Editorial Comment: Chrome miners must aspire for value addition

Vice President Emmerson Mnangagwa has announced that the government has lifted the four-year-old ban on raw chrome exports.

The decision that he announced in Bulawayo on Saturday while addressing a Zanu-PF campaign rally for today’s by-elections, is likely to lift the fortunes of the chrome mining sector that nosedived when the government imposed the prohibition as part of the national agenda to promote value addition and beneficiation of commodities.

“As the government,” VP Mnangagwa said, “we’ve decided to lift the ban on raw chrome exports so that we promote economic recovery. Chrome is found along the Great Dyke from Zvishavane right up to Mutorashanga, cutting across three or four provinces. Following the ban, the chrome sector had 12 companies that were processing chrome ore into ferrochrome. However, not all of them (12 companies) are so viable, some are limping and thus we then decided to lift the ban on raw chrome exports.”

Chrome, which is found mostly in the Midlands province, is one of the minerals along with iron ore, nickel, copper, platinum, gold and diamond that the government declared as strategic because of their high potential for greater earnings if they are value added.

With the benefit of hindsight, we can safely argue that the April 2011 ban was largely draconian. It came as a bolt from the blue without according miners enough time to build local refining capacity. With information that the bulk of the mineral is extracted by small-scale miners, the ban made life difficult for our people at the grassroots as they lack capacity at individual level to invest in anything more than their rudimentary tools. However, the lifting of the restriction should stimulate activity in chrome mining areas as the miners can work and have a market for their ore.

But having noted that the ban was draconian and came without adequate notice, we have to state that there is nothing really bad about banning raw exports of chrome, or any mineral for that matter.
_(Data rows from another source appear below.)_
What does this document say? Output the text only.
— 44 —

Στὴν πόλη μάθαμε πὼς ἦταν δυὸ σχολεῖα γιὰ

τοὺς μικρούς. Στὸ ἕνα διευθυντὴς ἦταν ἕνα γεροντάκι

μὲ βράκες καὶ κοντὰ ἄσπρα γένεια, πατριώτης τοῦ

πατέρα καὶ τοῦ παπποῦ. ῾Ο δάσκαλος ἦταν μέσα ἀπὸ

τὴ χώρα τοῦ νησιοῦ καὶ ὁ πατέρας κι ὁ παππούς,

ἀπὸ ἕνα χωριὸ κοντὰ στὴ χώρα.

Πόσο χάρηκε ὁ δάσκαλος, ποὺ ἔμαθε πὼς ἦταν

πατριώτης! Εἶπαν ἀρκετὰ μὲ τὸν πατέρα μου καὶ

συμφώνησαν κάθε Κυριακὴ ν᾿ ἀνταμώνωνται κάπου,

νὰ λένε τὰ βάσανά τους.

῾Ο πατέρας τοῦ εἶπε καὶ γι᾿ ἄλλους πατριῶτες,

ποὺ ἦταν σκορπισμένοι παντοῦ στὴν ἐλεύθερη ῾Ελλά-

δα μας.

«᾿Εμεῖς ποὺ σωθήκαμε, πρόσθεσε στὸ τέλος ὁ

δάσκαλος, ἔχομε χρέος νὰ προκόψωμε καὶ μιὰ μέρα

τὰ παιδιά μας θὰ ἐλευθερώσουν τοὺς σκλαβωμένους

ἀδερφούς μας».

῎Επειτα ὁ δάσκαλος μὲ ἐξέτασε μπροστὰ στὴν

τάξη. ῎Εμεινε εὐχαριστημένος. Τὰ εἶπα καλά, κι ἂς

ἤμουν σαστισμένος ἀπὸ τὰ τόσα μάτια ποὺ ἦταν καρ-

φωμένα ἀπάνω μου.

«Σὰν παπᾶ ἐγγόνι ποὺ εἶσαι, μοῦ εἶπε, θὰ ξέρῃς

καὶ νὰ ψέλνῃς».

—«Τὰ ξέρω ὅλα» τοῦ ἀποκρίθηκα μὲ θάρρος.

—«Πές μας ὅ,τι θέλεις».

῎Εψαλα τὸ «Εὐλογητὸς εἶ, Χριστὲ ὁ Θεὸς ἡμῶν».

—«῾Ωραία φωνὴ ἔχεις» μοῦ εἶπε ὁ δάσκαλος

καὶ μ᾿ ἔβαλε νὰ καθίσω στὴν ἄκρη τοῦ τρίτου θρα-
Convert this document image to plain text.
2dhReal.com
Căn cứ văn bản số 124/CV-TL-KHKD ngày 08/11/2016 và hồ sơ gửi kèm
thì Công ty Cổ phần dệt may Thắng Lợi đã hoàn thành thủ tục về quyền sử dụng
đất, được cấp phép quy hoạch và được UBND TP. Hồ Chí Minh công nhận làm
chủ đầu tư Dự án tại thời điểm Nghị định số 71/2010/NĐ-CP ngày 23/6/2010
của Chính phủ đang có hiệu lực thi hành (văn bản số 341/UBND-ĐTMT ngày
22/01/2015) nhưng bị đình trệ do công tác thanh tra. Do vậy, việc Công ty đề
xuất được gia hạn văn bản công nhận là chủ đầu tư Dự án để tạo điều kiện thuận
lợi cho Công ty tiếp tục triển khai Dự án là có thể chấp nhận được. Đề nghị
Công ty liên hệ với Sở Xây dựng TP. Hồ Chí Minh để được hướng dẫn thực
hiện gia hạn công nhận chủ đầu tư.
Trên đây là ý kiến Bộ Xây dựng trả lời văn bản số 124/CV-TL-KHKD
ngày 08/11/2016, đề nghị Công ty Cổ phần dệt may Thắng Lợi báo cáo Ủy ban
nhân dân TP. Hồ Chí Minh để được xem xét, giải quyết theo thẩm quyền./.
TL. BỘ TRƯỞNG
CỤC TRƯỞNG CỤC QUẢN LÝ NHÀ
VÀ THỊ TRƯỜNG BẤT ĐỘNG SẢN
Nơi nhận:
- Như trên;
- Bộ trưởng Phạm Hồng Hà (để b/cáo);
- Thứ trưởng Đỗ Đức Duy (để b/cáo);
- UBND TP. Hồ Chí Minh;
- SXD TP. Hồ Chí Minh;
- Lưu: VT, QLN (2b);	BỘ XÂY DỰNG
Yes, some might say that the government is going back on its broad value addition and beneficiation agenda, but we see the removal of the ban as an opportunity for authorities and miners to come up with a more nuanced approach that, on one hand, is sensitive to the viability of chrome miners, and on the other not losing sight of the long-term benefits of value addition.

We want to see more action on the part of the government in encouraging establishment of local chrome refining capacity and miners themselves working hard to invest in beneficiation.

At some point, in the not-so-distant future, we expect to see genuine movement towards local value addition. We say this because we think we have enough chrome deposits to sustain such processing plants. One way through which the small scale miners can achieve this is to form consortia to build smelters or for independent investors setting up the plants with the government creating conditions for the investment to take place, viably.

So our argument is that the lifting of the ban is very good in the short term, but miners must not be too happy about it to the extent of forgetting that by exporting raw chrome, they are spiriting jobs and immeasurable value out of the country, creating jobs and value in countries where the mineral is processed — China, South Africa and much of Europe. Our miners must always know that it is not in the interest of the country for them to continue exporting the mineral in its raw form.

We suggest that if, in the long run, they fail to invest in beneficiation, the government can consider imposing a tax to make raw exports of chrome more expensive, thus unviable.

We have already seen the government imposing a 15 percent tax on raw platinum exports. The value addition goal of the platinum tax is the same as the one we propose on chrome.

We are encouraged that the government did not only lift the raw chrome export ban to leave miners at the mercy of chrome merchants known for imposing abysmal prices, but also, as VP Mnangagwa said, came up with a $100 million facility from China to buy the mineral from small miners at more competitive prices. This means that miners will resume production with a market waiting for them with a lot of money to buy their output at the right price.

Therefore, chrome miners in Shurugwi, Mutorashanga, Lalapanzi and Guinea Fowl who all mine high-grade chrome must be happy, like we are, with the government’s decision to lift the ban on raw chrome exports. However, value addition and beneficiation is what they should aspire for in the long term.